The United Nations has welcomed an agreement between Nepal's top political parties and communist rebels intended to force King Gyanendra to restore democracy and to end a civil war that has killed about 12,000 people. Secretary-General Kofi Annan also urged the king, who seized absolute power in February with the stated aim of quelling the communist insurgency, to match a unilateral cease-fire declared by the rebels in September, according to a statement issued late Wednesday in New York.
Annan strongly encouraged the rebels to extend their cease-fire and to fulfill their commitment to respecting human rights, the statement said.
Since the rebels announced a three-month cease-fire, they have stopped major attacks and held talks with the political parties. However, there has been smaller skirmishes with the government troops and the rebels continue to kidnap people for indoctrination and then release them despite the cease-fire.
The king's administration has refused to negotiate with the rebels until they lay down their arms.

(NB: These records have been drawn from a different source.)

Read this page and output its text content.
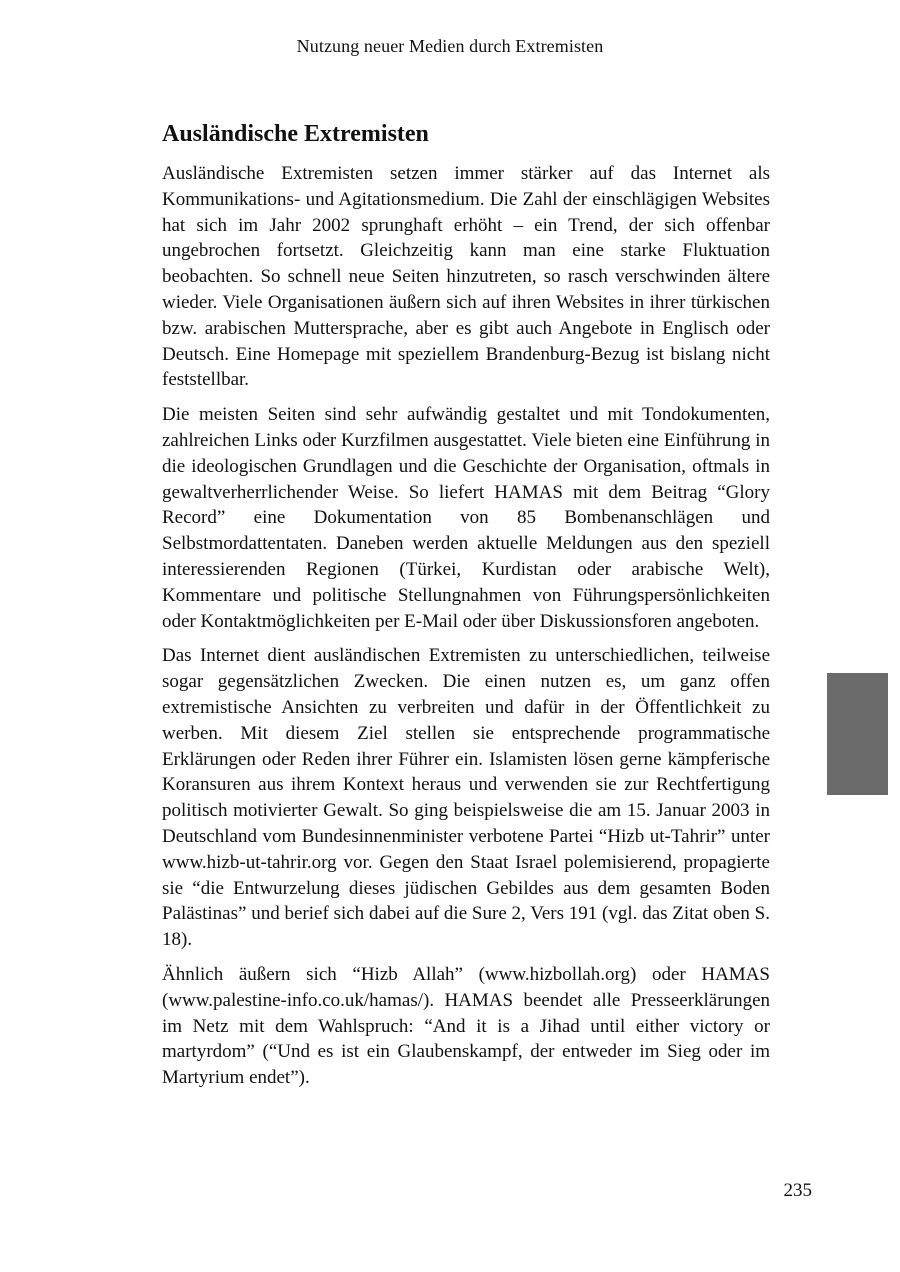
Nutzung neuer Medien durch Extremisten
Ausländische Extremisten

Ausländische Extremisten setzen immer stärker auf das Internet als Kommunikations- und Agitationsmedium. Die Zahl der einschlägigen Websites hat sich im Jahr 2002 sprunghaft erhöht – ein Trend, der sich offenbar ungebrochen fortsetzt. Gleichzeitig kann man eine starke Fluktuation beobachten. So schnell neue Seiten hinzutreten, so rasch verschwinden ältere wieder. Viele Organisationen äußern sich auf ihren Websites in ihrer türkischen bzw. arabischen Muttersprache, aber es gibt auch Angebote in Englisch oder Deutsch. Eine Homepage mit speziellem Brandenburg-Bezug ist bislang nicht feststellbar.

Die meisten Seiten sind sehr aufwändig gestaltet und mit Tondokumenten, zahlreichen Links oder Kurzfilmen ausgestattet. Viele bieten eine Einführung in die ideologischen Grundlagen und die Geschichte der Organisation, oftmals in gewaltverherrlichender Weise. So liefert HAMAS mit dem Beitrag “Glory Record” eine Dokumentation von 85 Bombenanschlägen und Selbstmordattentaten. Daneben werden aktuelle Meldungen aus den speziell interessierenden Regionen (Türkei, Kurdistan oder arabische Welt), Kommentare und politische Stellungnahmen von Führungspersönlichkeiten oder Kontaktmöglichkeiten per E-Mail oder über Diskussionsforen angeboten.

Das Internet dient ausländischen Extremisten zu unterschiedlichen, teilweise sogar gegensätzlichen Zwecken. Die einen nutzen es, um ganz offen extremistische Ansichten zu verbreiten und dafür in der Öffentlichkeit zu werben. Mit diesem Ziel stellen sie entsprechende programmatische Erklärungen oder Reden ihrer Führer ein. Islamisten lösen gerne kämpferische Koransuren aus ihrem Kontext heraus und verwenden sie zur Rechtfertigung politisch motivierter Gewalt. So ging beispielsweise die am 15. Januar 2003 in Deutschland vom Bundesinnenminister verbotene Partei “Hizb ut-Tahrir” unter www.hizb-ut-tahrir.org vor. Gegen den Staat Israel polemisierend, propagierte sie “die Entwurzelung dieses jüdischen Gebildes aus dem gesamten Boden Palästinas” und berief sich dabei auf die Sure 2, Vers 191 (vgl. das Zitat oben S. 18).

Ähnlich äußern sich “Hizb Allah” (www.hizbollah.org) oder HAMAS (www.palestine-info.co.uk/hamas/). HAMAS beendet alle Presseerklärungen im Netz mit dem Wahlspruch: “And it is a Jihad until either victory or martyrdom” (“Und es ist ein Glaubenskampf, der entweder im Sieg oder im Martyrium endet”).

235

Under the 12-point agreement between the rebels and the parties, the two sides would work separately to force the monarch to restore democracy in this Himalayan nation. Rebel violence in Nepal has escalated since Gyanendra seized control of the government. The rebels, who claim to be inspired by Chinese communist revolutionary Mao Zedong, have been fighting since 1996 in an attempt to topple Nepal's monarchy, reports the AP. I.L.